Looks like we are in luck, about a month ago with Pandas 1.0 they have incorporated support to write for unicode in the Stata writer (https://github.com/pandas-dev/pandas/blob/4a74463d0244acea98f4fd49182dcf5ea6709f19/doc/source/whatsnew/v1.0.0.rst)

It would be very helpful if you could provide me with a sample file that raises the encoding error, that way I can test whether it gets resolved when Stata 15+ & Pandas 1.0 is used or whether modifications are required to ipystata.

Lanrzip commented 4 years ago

Looks like we are in luck, about a month ago with Pandas 1.0 they have incorporated support to write for unicode in the Stata writer (https://github.com/pandas-dev/pandas/blob/4a74463d0244acea98f4fd49182dcf5ea6709f19/doc/source/whatsnew/v1.0.0.rst)

It would be very helpful if you could provide me with a sample file that raises the encoding error, that way I can test whether it gets resolved when Stata 15+ & Pandas 1.0 is used or whether modifications are required to ipystata.

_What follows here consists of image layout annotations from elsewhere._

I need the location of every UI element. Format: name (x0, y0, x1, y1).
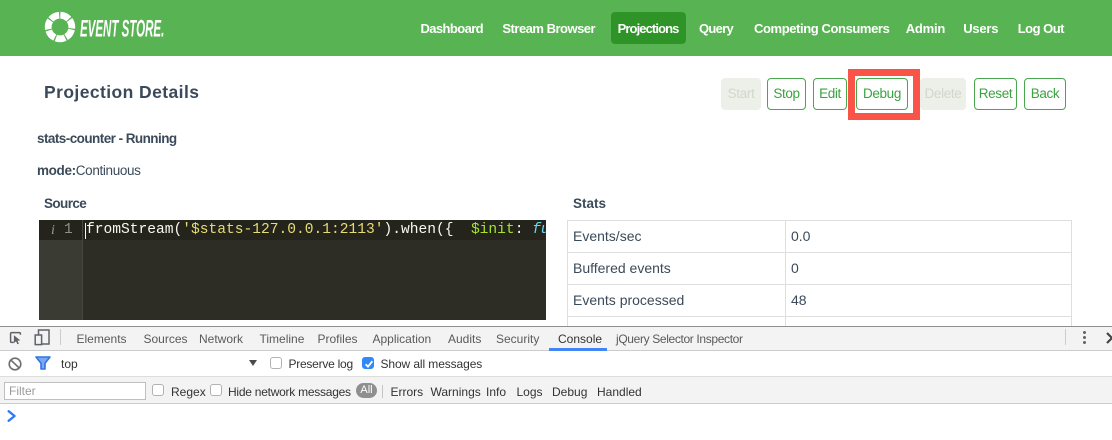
svg-text:EVENT STORE.: EVENT STORE. (80, 17, 164, 41)
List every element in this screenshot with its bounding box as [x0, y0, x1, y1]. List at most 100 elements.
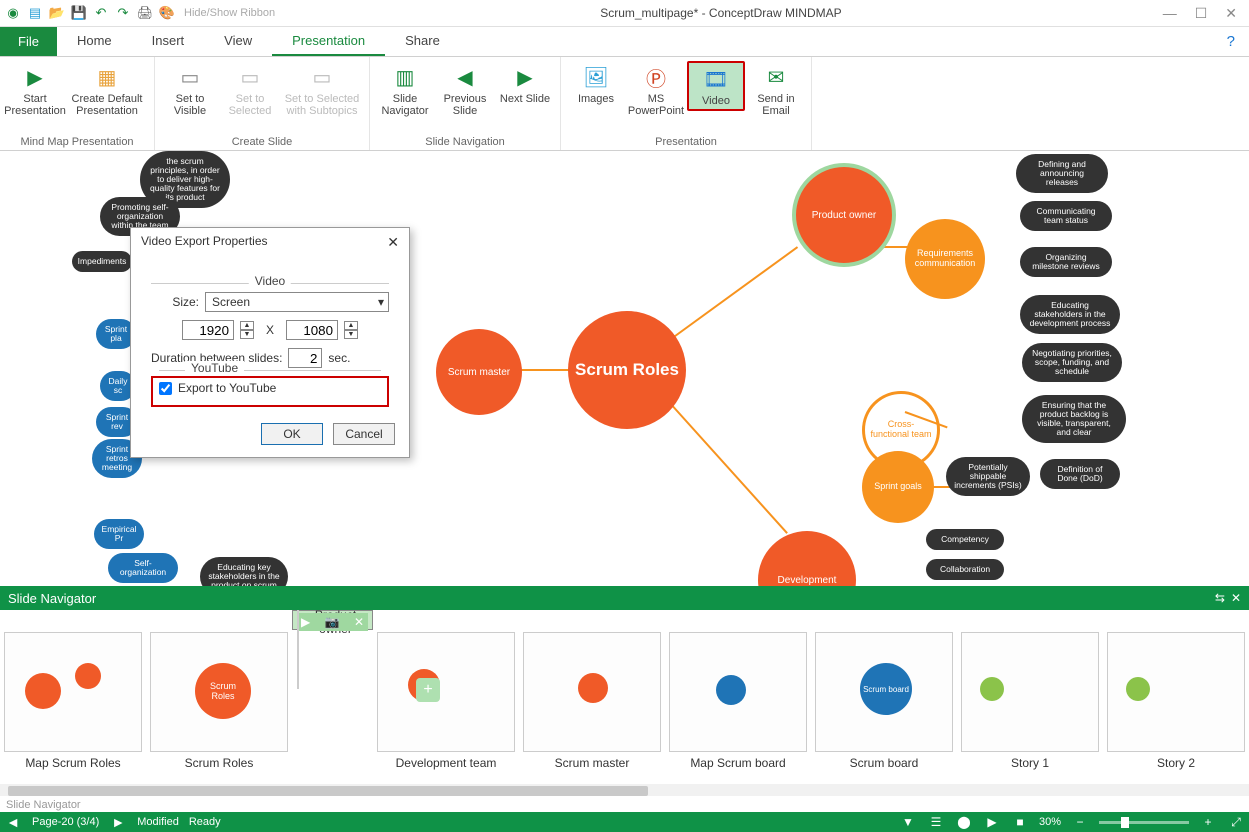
- prev-page-icon[interactable]: ◄: [4, 814, 22, 830]
- group-createslide: Create Slide: [161, 134, 363, 148]
- undo-icon[interactable]: ↶: [92, 4, 110, 22]
- set-to-selected-subtopics-button: ▭Set to Selected with Subtopics: [281, 61, 363, 117]
- node-comm-status[interactable]: Communicating team status: [1020, 201, 1112, 231]
- node-edu-key[interactable]: Educating key stakeholders in the produc…: [200, 557, 288, 587]
- send-email-button[interactable]: ✉Send in Email: [747, 61, 805, 117]
- node-sprint-goals[interactable]: Sprint goals: [862, 451, 934, 523]
- zoom-in-icon[interactable]: +: [1199, 814, 1217, 830]
- node-psi[interactable]: Potentially shippable increments (PSIs): [946, 457, 1030, 496]
- minimize-icon[interactable]: —: [1163, 5, 1177, 22]
- dialog-title: Video Export Properties: [141, 234, 268, 251]
- dialog-close-icon[interactable]: ✕: [387, 234, 399, 251]
- app-icon: ◉: [4, 4, 22, 22]
- export-youtube-checkbox[interactable]: [159, 382, 172, 395]
- height-spinner[interactable]: ▲▼: [344, 321, 358, 339]
- slide-navigator-button[interactable]: ▥Slide Navigator: [376, 61, 434, 117]
- slide-thumb-selected[interactable]: ▶📷✕ Product owner: [292, 610, 373, 630]
- size-select[interactable]: Screen ▾: [205, 292, 389, 312]
- slide-navigator-body[interactable]: Map Scrum Roles ScrumRoles Scrum Roles ▶…: [0, 610, 1249, 784]
- node-negotiating[interactable]: Negotiating priorities, scope, funding, …: [1022, 343, 1122, 382]
- node-empirical[interactable]: Empirical Pr: [94, 519, 144, 549]
- node-scrum-roles[interactable]: Scrum Roles: [568, 311, 686, 429]
- group-slidenav: Slide Navigation: [376, 134, 554, 148]
- add-slide-button[interactable]: +: [416, 678, 440, 702]
- pin-icon[interactable]: ⇆: [1215, 591, 1225, 605]
- ms-powerpoint-button[interactable]: ⓅMS PowerPoint: [627, 61, 685, 117]
- slide-thumb[interactable]: Scrum master: [519, 610, 665, 784]
- node-collaboration[interactable]: Collaboration: [926, 559, 1004, 580]
- node-self-org[interactable]: Self-organization: [108, 553, 178, 583]
- tab-home[interactable]: Home: [57, 27, 132, 56]
- new-icon[interactable]: ▤: [26, 4, 44, 22]
- ok-button[interactable]: OK: [261, 423, 323, 445]
- width-spinner[interactable]: ▲▼: [240, 321, 254, 339]
- node-impediments[interactable]: Impediments: [72, 251, 132, 272]
- panel-close-icon[interactable]: ✕: [1231, 591, 1241, 605]
- previous-slide-button[interactable]: ◀Previous Slide: [436, 61, 494, 117]
- status-bar: ◄ Page-20 (3/4) ► Modified Ready ▼ ☰ ⬤ ▶…: [0, 812, 1249, 832]
- help-icon[interactable]: ?: [1227, 33, 1235, 50]
- record-icon[interactable]: ⬤: [955, 814, 973, 830]
- node-product-owner[interactable]: Product owner: [792, 163, 896, 267]
- open-icon[interactable]: 📂: [48, 4, 66, 22]
- fit-icon[interactable]: ⤢: [1227, 814, 1245, 830]
- tab-insert[interactable]: Insert: [132, 27, 205, 56]
- node-req-comm[interactable]: Requirements communication: [905, 219, 985, 299]
- node-defining[interactable]: Defining and announcing releases: [1016, 154, 1108, 193]
- stop-icon[interactable]: ■: [1011, 814, 1029, 830]
- start-presentation-button[interactable]: ▶Start Presentation: [6, 61, 64, 117]
- width-input[interactable]: [182, 320, 234, 340]
- print-icon[interactable]: 🖨: [136, 4, 154, 22]
- remove-slide-icon[interactable]: ✕: [354, 615, 364, 629]
- tab-view[interactable]: View: [204, 27, 272, 56]
- slide-navigator-header: Slide Navigator ⇆ ✕: [0, 586, 1249, 610]
- tab-presentation[interactable]: Presentation: [272, 27, 385, 56]
- node-scrum-master[interactable]: Scrum master: [436, 329, 522, 415]
- filter-icon[interactable]: ▼: [899, 814, 917, 830]
- create-default-presentation-button[interactable]: ▦Create Default Presentation: [66, 61, 148, 117]
- node-competency[interactable]: Competency: [926, 529, 1004, 550]
- node-ensuring[interactable]: Ensuring that the product backlog is vis…: [1022, 395, 1126, 443]
- play-icon[interactable]: ▶: [301, 615, 310, 629]
- link-icon[interactable]: ☰: [927, 814, 945, 830]
- save-icon[interactable]: 💾: [70, 4, 88, 22]
- play-status-icon[interactable]: ▶: [983, 814, 1001, 830]
- node-dod[interactable]: Definition of Done (DoD): [1040, 459, 1120, 489]
- slide-thumb[interactable]: Map Scrum Roles: [0, 610, 146, 784]
- page-indicator: Page-20 (3/4): [32, 816, 99, 828]
- height-input[interactable]: [286, 320, 338, 340]
- size-label: Size:: [151, 295, 199, 309]
- node-development[interactable]: Development: [758, 531, 856, 587]
- redo-icon[interactable]: ↷: [114, 4, 132, 22]
- next-slide-button[interactable]: ▶Next Slide: [496, 61, 554, 105]
- zoom-slider[interactable]: [1099, 821, 1189, 824]
- tab-file[interactable]: File: [0, 27, 57, 56]
- node-org-reviews[interactable]: Organizing milestone reviews: [1020, 247, 1112, 277]
- next-page-icon[interactable]: ►: [109, 814, 127, 830]
- slide-thumb[interactable]: Scrum board Scrum board: [811, 610, 957, 784]
- node-edu-stake[interactable]: Educating stakeholders in the developmen…: [1020, 295, 1120, 334]
- set-to-selected-button: ▭Set to Selected: [221, 61, 279, 117]
- video-button[interactable]: 🎞Video: [687, 61, 745, 111]
- maximize-icon[interactable]: ☐: [1195, 5, 1208, 22]
- slide-thumb[interactable]: Story 1: [957, 610, 1103, 784]
- slide-thumb[interactable]: ScrumRoles Scrum Roles: [146, 610, 292, 784]
- images-button[interactable]: 🖼Images: [567, 61, 625, 105]
- hide-show-ribbon[interactable]: Hide/Show Ribbon: [184, 7, 275, 19]
- cancel-button[interactable]: Cancel: [333, 423, 395, 445]
- slide-thumb[interactable]: Development team: [373, 610, 519, 784]
- chevron-down-icon: ▾: [378, 295, 384, 309]
- theme-icon[interactable]: 🎨: [158, 4, 176, 22]
- video-export-dialog: Video Export Properties ✕ Video Size: Sc…: [130, 227, 410, 458]
- set-to-visible-button[interactable]: ▭Set to Visible: [161, 61, 219, 117]
- slide-thumb[interactable]: Story 2: [1103, 610, 1249, 784]
- camera-icon[interactable]: 📷: [325, 615, 340, 629]
- duration-input[interactable]: [288, 348, 322, 368]
- window-title: Scrum_multipage* - ConceptDraw MINDMAP: [279, 6, 1163, 20]
- slide-thumb[interactable]: Map Scrum board: [665, 610, 811, 784]
- close-icon[interactable]: ✕: [1225, 5, 1237, 22]
- tab-share[interactable]: Share: [385, 27, 460, 56]
- zoom-out-icon[interactable]: −: [1071, 814, 1089, 830]
- status-ready: Ready: [189, 816, 221, 828]
- group-presentation: Presentation: [567, 134, 805, 148]
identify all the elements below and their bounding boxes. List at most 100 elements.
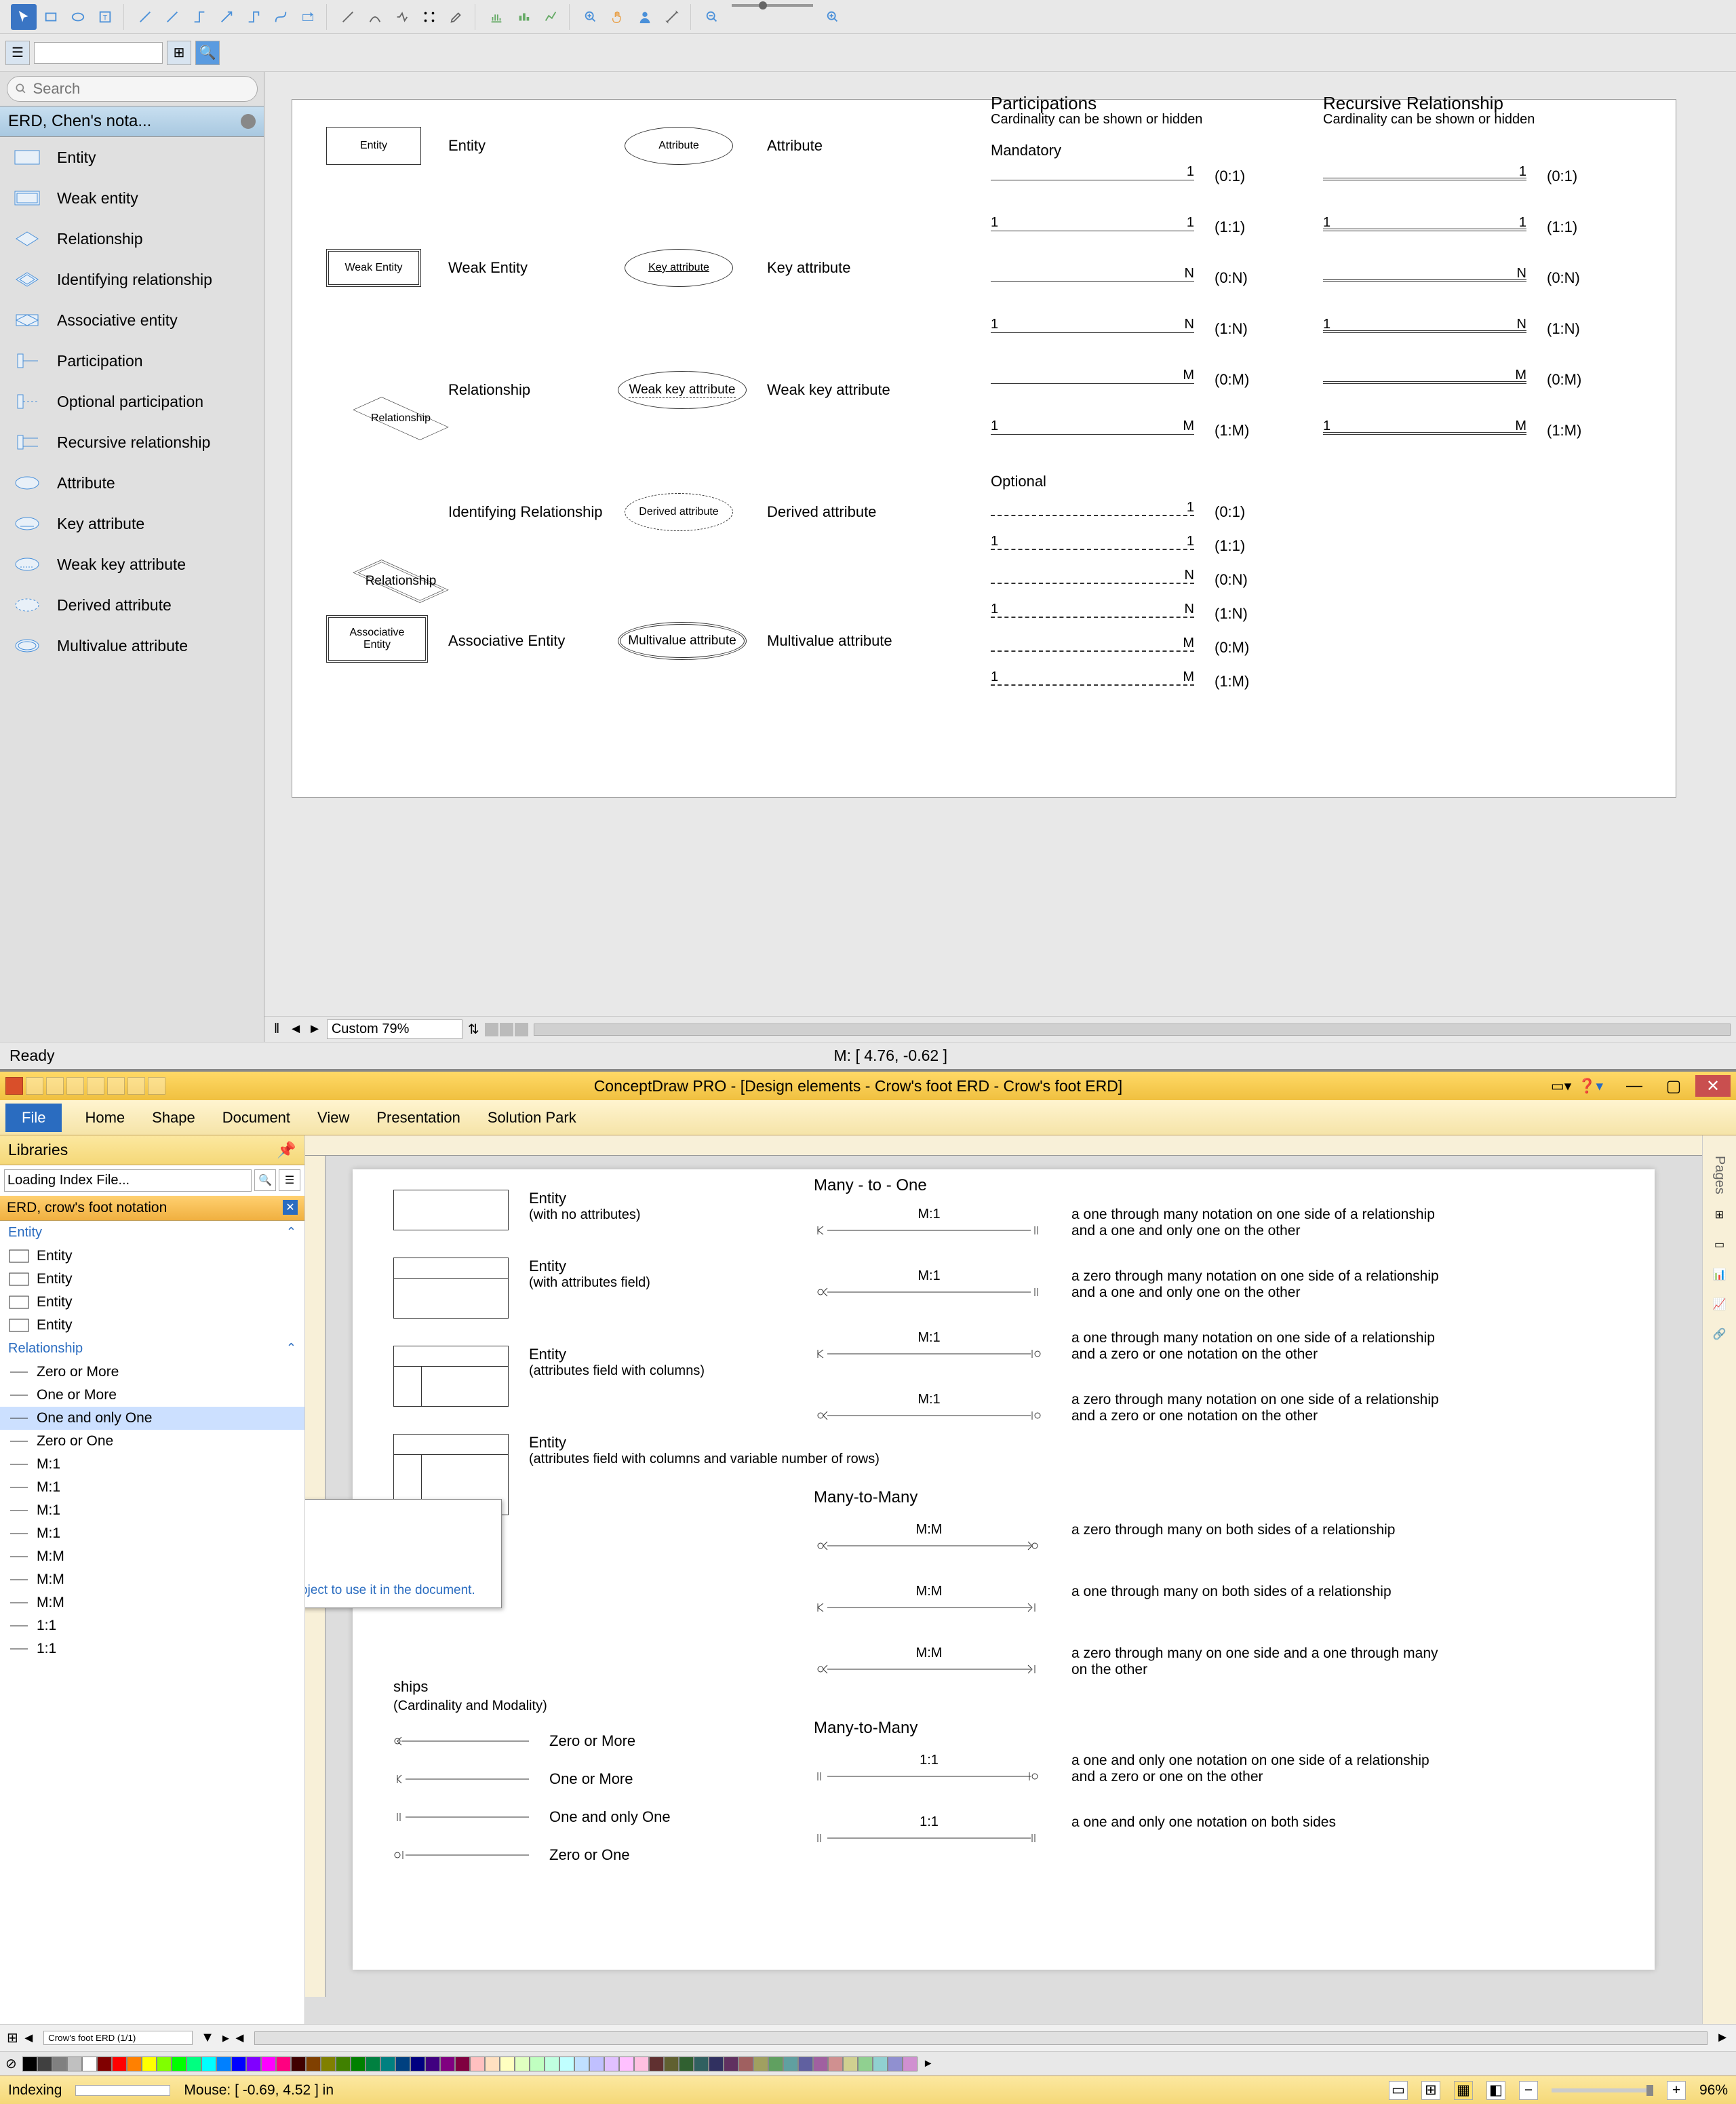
view-mode-2[interactable]: ⊞ (1421, 2081, 1440, 2100)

instance.zip here is the sample code and csv-file, I ran it in Jupiter lab. hope that will be helpful

TiesdeKok commented 4 years ago

Thanks, I was able to replicate the problem and solve it using Pandas 1.0!

image

It required a couple of minor modifications to make everything compatible with UTF-8 encoding, I've uploaded the new iPyStata version (0.4.0) to Github.

Could you try to see whether this also resolves the problem on your end? You can follow these steps to do so:

  1. Make sure you have Pandas 1.0 or higher installed. Can be verified with pd.__version__ in Jupyter Lab.
  2. Update iPyStata to 0.4.0 by running the following in the command prompt:
    pip uninstall ipystata
    pip install git+https://github.com/TiesdeKok/ipystata

One thing that I am uncertain about is the version of Stata that is necessary for this to work. The encoding requires DTA files version 118, which I believe requires Stata 14 or higher.